Big Mick's correct on that score, bubblyrat. I think it was around 1930 (or perhaps that very year) when both Catholic and Protestant workers went on strike together over the conditions they were expected to work for under the fat cat bosses (mainly protestant). It was a short-lived strike, as the capitalists, alarmed at the unusual show of solidarity, were quick to forment sectarian division. The usual way to do this was to slightly favour one side (prod) with slightly better conditions and then tell them to 'watch their backs' of those scummy Papists (Catholic) will have the shirt off yer"
In that way they drove the communities apart by giving one lot reason to be fearful over their privilege' (scraps from the master's table) while giving the other lot reason to be envious and resentful. Not much has changed these days, I think, in or out of the North. It takes an alert mind to spot it and resist it.

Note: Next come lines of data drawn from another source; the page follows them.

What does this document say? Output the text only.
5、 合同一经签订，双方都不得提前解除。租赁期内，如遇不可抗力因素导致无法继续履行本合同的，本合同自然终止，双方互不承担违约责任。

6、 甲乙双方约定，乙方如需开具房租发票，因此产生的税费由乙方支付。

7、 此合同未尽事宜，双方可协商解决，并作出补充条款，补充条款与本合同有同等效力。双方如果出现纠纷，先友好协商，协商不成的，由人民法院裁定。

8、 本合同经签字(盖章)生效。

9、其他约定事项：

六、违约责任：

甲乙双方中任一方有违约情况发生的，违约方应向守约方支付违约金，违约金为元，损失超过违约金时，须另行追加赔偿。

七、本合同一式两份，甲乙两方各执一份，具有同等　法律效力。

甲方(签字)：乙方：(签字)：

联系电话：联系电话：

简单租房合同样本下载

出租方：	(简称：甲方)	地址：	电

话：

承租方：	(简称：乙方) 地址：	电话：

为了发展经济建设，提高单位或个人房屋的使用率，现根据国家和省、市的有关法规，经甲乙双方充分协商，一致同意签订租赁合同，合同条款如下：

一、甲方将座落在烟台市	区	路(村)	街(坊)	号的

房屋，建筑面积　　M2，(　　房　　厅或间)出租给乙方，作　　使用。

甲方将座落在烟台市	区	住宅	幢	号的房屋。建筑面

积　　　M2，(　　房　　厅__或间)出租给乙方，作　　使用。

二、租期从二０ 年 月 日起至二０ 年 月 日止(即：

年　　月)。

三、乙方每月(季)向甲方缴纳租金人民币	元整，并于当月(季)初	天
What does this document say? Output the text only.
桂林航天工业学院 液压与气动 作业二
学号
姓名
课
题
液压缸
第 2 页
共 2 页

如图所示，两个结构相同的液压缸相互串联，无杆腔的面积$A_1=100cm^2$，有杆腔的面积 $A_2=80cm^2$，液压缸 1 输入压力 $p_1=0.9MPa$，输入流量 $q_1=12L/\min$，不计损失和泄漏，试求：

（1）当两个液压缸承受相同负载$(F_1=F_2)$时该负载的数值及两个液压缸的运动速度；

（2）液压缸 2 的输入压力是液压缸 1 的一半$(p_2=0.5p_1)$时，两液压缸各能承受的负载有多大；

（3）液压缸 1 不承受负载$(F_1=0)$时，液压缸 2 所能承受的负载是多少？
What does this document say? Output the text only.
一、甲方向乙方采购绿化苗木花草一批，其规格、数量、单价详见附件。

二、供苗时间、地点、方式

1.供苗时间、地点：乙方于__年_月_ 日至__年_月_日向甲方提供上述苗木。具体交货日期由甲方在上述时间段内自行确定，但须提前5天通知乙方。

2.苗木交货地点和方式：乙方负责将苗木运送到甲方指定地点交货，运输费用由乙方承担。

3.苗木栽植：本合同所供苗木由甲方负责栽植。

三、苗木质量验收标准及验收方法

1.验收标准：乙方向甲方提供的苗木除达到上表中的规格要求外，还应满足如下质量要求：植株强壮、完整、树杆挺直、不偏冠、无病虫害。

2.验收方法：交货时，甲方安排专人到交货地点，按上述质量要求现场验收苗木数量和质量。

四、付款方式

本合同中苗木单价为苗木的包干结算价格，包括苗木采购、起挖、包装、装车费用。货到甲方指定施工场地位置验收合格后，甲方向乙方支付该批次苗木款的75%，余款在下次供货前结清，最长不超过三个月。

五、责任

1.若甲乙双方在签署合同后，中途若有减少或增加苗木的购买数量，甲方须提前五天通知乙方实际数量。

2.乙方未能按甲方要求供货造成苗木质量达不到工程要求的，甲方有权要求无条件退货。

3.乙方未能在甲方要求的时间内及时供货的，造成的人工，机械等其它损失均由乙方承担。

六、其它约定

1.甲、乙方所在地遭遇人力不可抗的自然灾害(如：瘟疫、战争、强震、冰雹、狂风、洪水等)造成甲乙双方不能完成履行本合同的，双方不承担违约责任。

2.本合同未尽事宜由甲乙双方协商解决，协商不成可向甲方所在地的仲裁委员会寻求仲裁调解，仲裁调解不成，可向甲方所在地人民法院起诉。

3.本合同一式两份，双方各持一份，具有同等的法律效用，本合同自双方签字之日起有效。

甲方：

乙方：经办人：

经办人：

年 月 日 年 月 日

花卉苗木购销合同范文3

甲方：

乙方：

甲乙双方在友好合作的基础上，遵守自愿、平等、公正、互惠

There were historic divisions of course, the ancestors of today's unionists arrived as protestant and presbyterian colonists from Scotland and England to supplant the native catholic who were regarded as 'disloyal'. That happened from the time of Henry VIII onwards. This was an injustice of course, but it must be borne in mind that some of the Catholic native chieftans were not very just either and occasionally acted as little tin-pot autocrats. A major difference was that under the Gaelic legal system the chieftan was leader for life but, while he and his family had use of the lands while he was alive, his family could not inherit it. This did not suit the Anglo-Norman system of primogeniture where the first son inherited all, 'making legal bastards of the rest of the family' as Thomas Paine put it. This way suited the Normans as it ensured the feudal system of loyalty survived through the generations. On the other hand the Irish chieftans had no legal right under Gaelic law to surrender their lands to the English Crown as they were not theirs to dispose of in that manner. In any case, in the late 19th century the Irish were able to buy back most of the land they had been dispossessed of, under a series of land reform acts. In some cases, the payments were still being made to the English Crown in the 1960s.
For what it's worth, Ireland has the 'distinction' of being the first country to be colonised by another European power in the so-called Age of Discovery, that time in the 1500s when European countries began to send ships across the Atlantic and around the world etc., We went through the whole cycle of conquest, dispossession, genocide (yes, genocide) etc., to finally wind up in the 1990s and 21st century talking round the table. So, McGrath of Harlow has a good point, Israel and Palestine can learn from our example, they'll probably end up at the same point eventually anyway.